Wednesday, October 26, 2011


Hoophouse #1 is one of the older structures here on the hill. It became part of the landscape in late 1997. We owe a debt of gratitude to Buzz and CJ for helping “skin” it that first time. You guys will always have a special place in our hearts (and that’s just one of the reasons).

We built it to use as winter housing for the 300 Rhode Island Reds that would spend the rest of the year as pastured egg layers.

It was our intention from the start to use part of this structure as a greenhouse, or plant starting area.
We didn’t intend for it to become a year-round growing venture. But, the chickens were only in it for a short period every year, and real estate is at a premium around here. During the summers we tried corn, tomatoes, and melons among other things. We finally found that broccoli planted in March provided the best return. When we got out of the wholesale egg business, the hoophouse could be used for growing year-round. This makes it possible to have salads when there is snow on the ground.

I need to take a minute to explain our “hoophouses”. Known by a number of names: poly tunnels, hoophouses, high tunnels, and even cold-houses/frames, the idea is the same. They have a metal hoop structure to provide stability, are covered with some type of plastic coating, and are un-heated growing spaces. This is completely different than a greenhouse which has some source of constant heat, making it possible to grow warm weather crops year round. While daytime temperatures will get incredibly warm, even during the winter months, freezing temperatures at night are commonplace during the winter. The crops chosen for use in the hoophouse must be able to withstand these temperature fluctuations.

Since the hoophouses are just covered with a thin “skin” of plastic, from time to time this must be repaired or replaced. Generally, we get about 4 or 5 years from a “skin”. This time, we really needed to get more ventilation in the structure. Then, someone (who apparently did not know her own strength) poked a hole in the very top while removing snow. Since the “skin” was compromised, we solved the ventilation issue with a utility knife on the side. This course of action prompted us to “re-skin” a little sooner than normal.

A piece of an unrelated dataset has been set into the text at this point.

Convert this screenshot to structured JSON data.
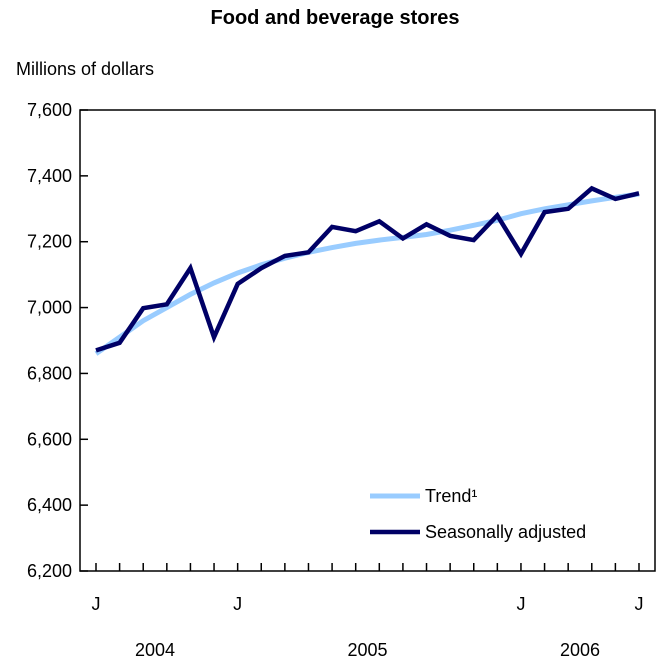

Tuesday was chosen to be “the day”. It is imperative that the “skinning” day be slightly warm, this makes the plastic stretch nicely so it won’t flop around later. It also needs to be a calm day. This is in fact a very relative term, as the air is never still here on the hill. Thankfully, it was just slightly breezy so the Boss and I didn’t go sailing over the rooftops of M’brook. Wind is the number one concern in using hoop structures in our particular location.

Years ago, we did have a “blow-out” during an incredible windstorm. I looked out the upstairs window to see the entire side of the hoophouse waving at me in the wind. YIKES! Amazingly, we incurred very little actual damage that time. Thankfully, we have never had a collapse, even when the snow drifted nearly to the top during the blizzard of ’09.

We spent the afternoon stretching and attaching the plastic to the structure.
With the “wiggle wire” that locks into a special poly-lock channel, this job goes fairly quickly. That would be quickly compared to our old way of rolling the extra plastic over boards and screwing them to the band board at the bottom of the house. That was an all day family event sometimes.

Now that the new “skin” is on, we can roll up both sides on hot days to get cross ventilation going for the lettuce. Combined with the shade cloth, we hope that will make summer time growing even more successful than in the past. However, we won’t be trying any of this until sometime next year.

Next week, we’ll plant the last of the seedlings to take us into the winter harvest season. Then, we will look forward to picking all winter. To be in the hoophouse on a sunny, winter day can be a delight.

It looks like we got that plastic on just in time. The “S” word is in the forecast for the weekend!